Friday, January 22, 2010

Does too young exist?

Yesterday, McLaren signed a 14 year old kart racer named Nyck de Vries for it's young driver development program. He will be managed by the father of another young driving project turned World Champion, Anthony Hamilton; who is Lewis's father.

We all remember the story of Lewis and how at the age 10, he approached then McLaren team principal Ron Dennis at an awards ceremony and told him, "I want to race for you one day" and was signed up less than three years later to their Young Driver Support Program. Clearly all that mentoring, development and talent has reaped huge benefits for Hamilton and we often see the success stories of young teen drivers that make it to the top...Sebastian Vettel, Fernando Alonso, Jamie Alguersuari and Nico Rosberg..who was one of the youngest drivers to test a F1 car at age 17 back in 2002. It is a credit to these young people that they take on a big responsibility and succeed.

However, in the back of my mind when I hear statements like the parents are fantastically supportive, I can not help to feel that is code for the parents are living vicariously through the child. I think of the Todd Marinovich types of the world that had talent, big support, but were miserable professional failures and ended up with several personal problems.

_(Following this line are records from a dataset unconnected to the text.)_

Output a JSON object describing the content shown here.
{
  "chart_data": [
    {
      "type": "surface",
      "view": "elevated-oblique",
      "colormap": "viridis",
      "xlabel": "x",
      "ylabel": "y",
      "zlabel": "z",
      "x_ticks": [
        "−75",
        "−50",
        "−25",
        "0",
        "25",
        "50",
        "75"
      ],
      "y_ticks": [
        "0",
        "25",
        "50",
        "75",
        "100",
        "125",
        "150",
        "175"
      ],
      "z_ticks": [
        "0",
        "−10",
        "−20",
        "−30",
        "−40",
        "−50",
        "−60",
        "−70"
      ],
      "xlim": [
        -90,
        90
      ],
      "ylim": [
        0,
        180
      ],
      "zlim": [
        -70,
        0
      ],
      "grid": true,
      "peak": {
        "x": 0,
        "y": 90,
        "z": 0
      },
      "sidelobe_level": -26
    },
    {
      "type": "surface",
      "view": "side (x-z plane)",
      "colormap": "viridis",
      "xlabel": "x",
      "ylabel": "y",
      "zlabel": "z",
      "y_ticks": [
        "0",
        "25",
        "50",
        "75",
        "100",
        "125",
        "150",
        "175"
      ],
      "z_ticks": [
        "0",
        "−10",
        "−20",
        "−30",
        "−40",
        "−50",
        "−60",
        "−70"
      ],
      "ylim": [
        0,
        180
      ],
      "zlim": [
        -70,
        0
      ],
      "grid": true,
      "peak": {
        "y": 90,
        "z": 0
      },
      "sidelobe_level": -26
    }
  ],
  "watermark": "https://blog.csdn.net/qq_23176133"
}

In looking at F1 and the ten youngest drivers ever to participate in a race, four of them are currently active and hold three F1 championships...Alonso, Vettel, Alguersuari and Jenson Button. The other six: Mike Thackwell participated in 5 races; Ricardo Rodriguez, the talent-rich younger brother of Pedro, died in race practice; Esteban Tuero completed in 16 races before a neck injury ended his career; Chris Amon was generally credited with being a pretty good driver and had a long career but was winless; Eddie Cheever had a long winless F1 career, but was a very successful racing driver in different series across the world and a team owner; Tarso Marques had 26 races but never had a full season in F1.

I wonder if any of those 6 drivers had more time to develop or had access to full professional development programs like today what would their legacy be.